Here are some photos of puppies I've rescued,

My dad is native so we go to this Indian reserve a lot, well unfortunatly there are many wild dogs that breed and breed because people don't fix their animals or they escape. It breaks my heart when I see dead dogs on the road, sometimes when we drive out we see puppies that are running around in horrible conditions or the people try to give them away for free ASAP becuse they can't afford to feed them. Starting this year my dad agreed I could take any puppies home so I could help and rehome them to good homes.

There are many stories to go along with the pups but for now here is one.

The all black puppy in the 3rd photo first row (Spirit) was in the worst condition ever, I seen him running near the road with his mother. The owners did not care about feeding him, in fact they told me there was 12 puppies!! but they all died off. This puppy was skin and bones, it was the most horrible feeling trying to pick him up. He was covered in mites with patches of fur missing and on the way home he brought up God knows what and LARGE amounts of worms. His mother was part wolf from what the man told me, she was beautiful.
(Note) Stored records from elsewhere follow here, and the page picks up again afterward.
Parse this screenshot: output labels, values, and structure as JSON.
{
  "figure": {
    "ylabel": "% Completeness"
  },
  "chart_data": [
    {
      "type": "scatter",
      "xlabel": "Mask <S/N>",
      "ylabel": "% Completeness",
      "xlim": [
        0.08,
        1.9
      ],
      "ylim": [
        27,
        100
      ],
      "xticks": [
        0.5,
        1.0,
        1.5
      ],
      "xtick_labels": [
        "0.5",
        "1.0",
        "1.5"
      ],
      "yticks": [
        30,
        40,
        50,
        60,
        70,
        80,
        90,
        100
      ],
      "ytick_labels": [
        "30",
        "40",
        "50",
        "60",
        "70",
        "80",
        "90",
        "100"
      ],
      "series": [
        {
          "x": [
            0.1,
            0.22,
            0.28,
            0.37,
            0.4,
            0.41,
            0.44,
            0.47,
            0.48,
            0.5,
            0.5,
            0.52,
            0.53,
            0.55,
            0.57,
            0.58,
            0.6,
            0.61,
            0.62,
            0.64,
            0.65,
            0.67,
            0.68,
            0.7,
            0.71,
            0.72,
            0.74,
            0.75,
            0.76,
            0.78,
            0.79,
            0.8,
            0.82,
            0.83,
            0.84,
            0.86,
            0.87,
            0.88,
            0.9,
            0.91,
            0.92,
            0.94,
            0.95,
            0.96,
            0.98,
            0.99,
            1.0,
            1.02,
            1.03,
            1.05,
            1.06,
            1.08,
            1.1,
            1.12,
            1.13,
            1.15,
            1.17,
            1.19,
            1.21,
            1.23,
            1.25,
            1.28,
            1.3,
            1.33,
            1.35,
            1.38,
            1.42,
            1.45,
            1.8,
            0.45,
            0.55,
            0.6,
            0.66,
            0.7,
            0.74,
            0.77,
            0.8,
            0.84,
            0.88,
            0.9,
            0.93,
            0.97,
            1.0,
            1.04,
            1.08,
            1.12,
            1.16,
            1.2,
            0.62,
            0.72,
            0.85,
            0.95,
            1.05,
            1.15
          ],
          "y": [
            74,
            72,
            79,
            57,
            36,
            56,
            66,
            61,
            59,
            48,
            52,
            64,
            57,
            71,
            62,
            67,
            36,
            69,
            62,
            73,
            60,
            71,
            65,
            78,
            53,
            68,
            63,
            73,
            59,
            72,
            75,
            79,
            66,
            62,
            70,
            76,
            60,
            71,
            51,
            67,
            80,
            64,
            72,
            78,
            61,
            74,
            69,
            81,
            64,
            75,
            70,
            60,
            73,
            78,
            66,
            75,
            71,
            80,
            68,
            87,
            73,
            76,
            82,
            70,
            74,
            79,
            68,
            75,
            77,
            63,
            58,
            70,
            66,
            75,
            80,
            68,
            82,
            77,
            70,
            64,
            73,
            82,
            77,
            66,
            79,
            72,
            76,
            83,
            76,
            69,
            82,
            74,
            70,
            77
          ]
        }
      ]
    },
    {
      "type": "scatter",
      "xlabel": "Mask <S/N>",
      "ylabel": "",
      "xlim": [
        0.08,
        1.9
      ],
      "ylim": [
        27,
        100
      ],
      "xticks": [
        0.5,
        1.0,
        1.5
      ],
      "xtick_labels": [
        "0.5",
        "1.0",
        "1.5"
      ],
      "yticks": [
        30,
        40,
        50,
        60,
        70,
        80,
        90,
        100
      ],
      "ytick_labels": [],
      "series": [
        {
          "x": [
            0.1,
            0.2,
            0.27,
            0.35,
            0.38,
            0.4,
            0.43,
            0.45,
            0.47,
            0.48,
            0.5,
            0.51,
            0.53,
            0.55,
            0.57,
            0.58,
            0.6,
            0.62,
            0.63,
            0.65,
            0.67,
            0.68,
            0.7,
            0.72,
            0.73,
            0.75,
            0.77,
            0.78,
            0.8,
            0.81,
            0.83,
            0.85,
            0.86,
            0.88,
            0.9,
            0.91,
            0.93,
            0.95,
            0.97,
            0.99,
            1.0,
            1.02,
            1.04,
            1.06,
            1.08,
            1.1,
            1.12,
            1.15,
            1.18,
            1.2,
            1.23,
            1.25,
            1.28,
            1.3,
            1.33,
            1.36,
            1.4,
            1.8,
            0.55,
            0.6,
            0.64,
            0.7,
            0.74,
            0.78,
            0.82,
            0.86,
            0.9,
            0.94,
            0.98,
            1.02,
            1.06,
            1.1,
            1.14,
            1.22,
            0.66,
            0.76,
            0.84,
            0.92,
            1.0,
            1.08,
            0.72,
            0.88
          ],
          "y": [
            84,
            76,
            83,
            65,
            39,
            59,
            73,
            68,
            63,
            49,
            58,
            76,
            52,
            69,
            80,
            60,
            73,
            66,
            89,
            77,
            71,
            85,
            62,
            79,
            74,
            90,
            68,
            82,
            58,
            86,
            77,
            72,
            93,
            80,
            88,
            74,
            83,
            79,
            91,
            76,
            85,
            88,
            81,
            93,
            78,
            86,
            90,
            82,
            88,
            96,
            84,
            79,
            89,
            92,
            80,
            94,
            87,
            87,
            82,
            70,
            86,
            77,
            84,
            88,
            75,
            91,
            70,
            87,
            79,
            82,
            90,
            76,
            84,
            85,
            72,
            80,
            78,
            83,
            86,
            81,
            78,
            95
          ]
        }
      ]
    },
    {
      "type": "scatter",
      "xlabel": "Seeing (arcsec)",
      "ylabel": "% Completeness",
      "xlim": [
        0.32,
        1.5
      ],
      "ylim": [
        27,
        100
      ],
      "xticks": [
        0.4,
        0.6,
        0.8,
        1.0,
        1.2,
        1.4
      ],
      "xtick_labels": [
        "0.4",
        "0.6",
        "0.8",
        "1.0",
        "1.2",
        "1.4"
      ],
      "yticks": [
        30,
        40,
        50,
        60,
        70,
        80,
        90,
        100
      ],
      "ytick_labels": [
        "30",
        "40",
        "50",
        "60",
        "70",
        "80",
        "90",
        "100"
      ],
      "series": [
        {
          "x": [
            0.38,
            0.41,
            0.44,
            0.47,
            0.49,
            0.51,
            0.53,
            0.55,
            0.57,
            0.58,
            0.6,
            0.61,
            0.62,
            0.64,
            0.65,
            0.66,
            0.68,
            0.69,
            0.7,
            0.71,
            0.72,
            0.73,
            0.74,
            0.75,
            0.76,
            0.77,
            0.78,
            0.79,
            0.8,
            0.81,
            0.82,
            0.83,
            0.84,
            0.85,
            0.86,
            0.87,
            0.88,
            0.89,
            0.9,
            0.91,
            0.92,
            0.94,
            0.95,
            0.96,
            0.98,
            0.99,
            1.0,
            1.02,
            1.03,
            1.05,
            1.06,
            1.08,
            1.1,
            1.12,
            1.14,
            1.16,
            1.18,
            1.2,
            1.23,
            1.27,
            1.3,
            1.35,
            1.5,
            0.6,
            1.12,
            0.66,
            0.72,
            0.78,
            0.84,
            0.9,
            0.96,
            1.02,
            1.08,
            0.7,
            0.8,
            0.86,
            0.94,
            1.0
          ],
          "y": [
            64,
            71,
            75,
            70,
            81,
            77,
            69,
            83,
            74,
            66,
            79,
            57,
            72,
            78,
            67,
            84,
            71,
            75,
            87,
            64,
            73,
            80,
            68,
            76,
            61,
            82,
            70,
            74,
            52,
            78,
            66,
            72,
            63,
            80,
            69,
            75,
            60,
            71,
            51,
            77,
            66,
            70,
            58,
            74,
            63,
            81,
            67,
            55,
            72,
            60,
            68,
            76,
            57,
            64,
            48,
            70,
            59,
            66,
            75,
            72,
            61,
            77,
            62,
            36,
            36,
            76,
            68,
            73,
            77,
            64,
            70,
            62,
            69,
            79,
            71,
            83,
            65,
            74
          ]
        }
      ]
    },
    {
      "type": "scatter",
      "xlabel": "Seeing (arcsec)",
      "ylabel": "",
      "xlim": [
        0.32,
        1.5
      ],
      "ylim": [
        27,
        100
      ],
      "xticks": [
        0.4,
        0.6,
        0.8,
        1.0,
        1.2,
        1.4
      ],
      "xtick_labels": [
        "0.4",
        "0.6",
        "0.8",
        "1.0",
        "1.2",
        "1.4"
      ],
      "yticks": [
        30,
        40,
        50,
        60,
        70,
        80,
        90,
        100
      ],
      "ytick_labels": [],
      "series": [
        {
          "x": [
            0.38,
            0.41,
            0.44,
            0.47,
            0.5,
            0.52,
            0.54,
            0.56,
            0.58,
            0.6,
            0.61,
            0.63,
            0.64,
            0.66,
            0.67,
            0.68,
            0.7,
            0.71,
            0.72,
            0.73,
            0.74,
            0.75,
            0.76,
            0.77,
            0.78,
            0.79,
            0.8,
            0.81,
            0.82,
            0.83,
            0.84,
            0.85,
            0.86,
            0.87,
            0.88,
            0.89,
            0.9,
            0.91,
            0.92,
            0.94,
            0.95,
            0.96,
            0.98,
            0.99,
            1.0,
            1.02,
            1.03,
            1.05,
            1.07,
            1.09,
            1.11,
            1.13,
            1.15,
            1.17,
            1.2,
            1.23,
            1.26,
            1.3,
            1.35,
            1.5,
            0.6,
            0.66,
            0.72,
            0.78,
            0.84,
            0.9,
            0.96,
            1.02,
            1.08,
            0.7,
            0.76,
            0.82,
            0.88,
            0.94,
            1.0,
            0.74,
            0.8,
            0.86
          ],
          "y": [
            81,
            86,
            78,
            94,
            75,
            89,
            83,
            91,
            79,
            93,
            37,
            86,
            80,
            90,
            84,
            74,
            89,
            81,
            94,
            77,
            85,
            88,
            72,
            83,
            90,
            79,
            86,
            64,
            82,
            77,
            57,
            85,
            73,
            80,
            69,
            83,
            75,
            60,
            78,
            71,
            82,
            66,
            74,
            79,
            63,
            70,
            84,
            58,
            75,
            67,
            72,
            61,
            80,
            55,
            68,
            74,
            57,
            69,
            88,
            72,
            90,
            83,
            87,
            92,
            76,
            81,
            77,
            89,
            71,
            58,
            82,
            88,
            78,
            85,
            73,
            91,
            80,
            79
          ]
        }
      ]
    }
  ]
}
Thankfully he fully recovered and was adopted to an amazing home, the man who got ''Spirit'' had his pit bull recently pass away from brain problems at 5 years old. Spirit was very well trained and house broken with in the 3 weeks I had him, such a good boy he was. I miss him dearly. I'm tearing up thinking about him right now.

All puppies I rescued are dewormed and usualy given their first shots.

They are also let out to run in my backyard for many hours, lots of love given 24/7.

A LOT of work and no sleep, but in the end it's all worth it.


----------



## alphadoginthehouse (Jun 7, 2008)

It's a very good thing you are doing. Thanks for helping these poor babies.

They are all so cute...glad you could find them new homes.


----------



## Hershey (Mar 18, 2010)

You are an incredible person. Really! Thank the puppy heavens for people like you!

Thanks for sharing photos.


----------



## Sakima (Apr 8, 2010)

Thank you,

So far for the last 2 months no signs of any puppies.


----------



## Coffeecup (Mar 22, 2010)

It's a wonderful thing you are doing indeed. Makes me glad that there are people like you out there trying to help things. All of those pups are too cute. :]


----------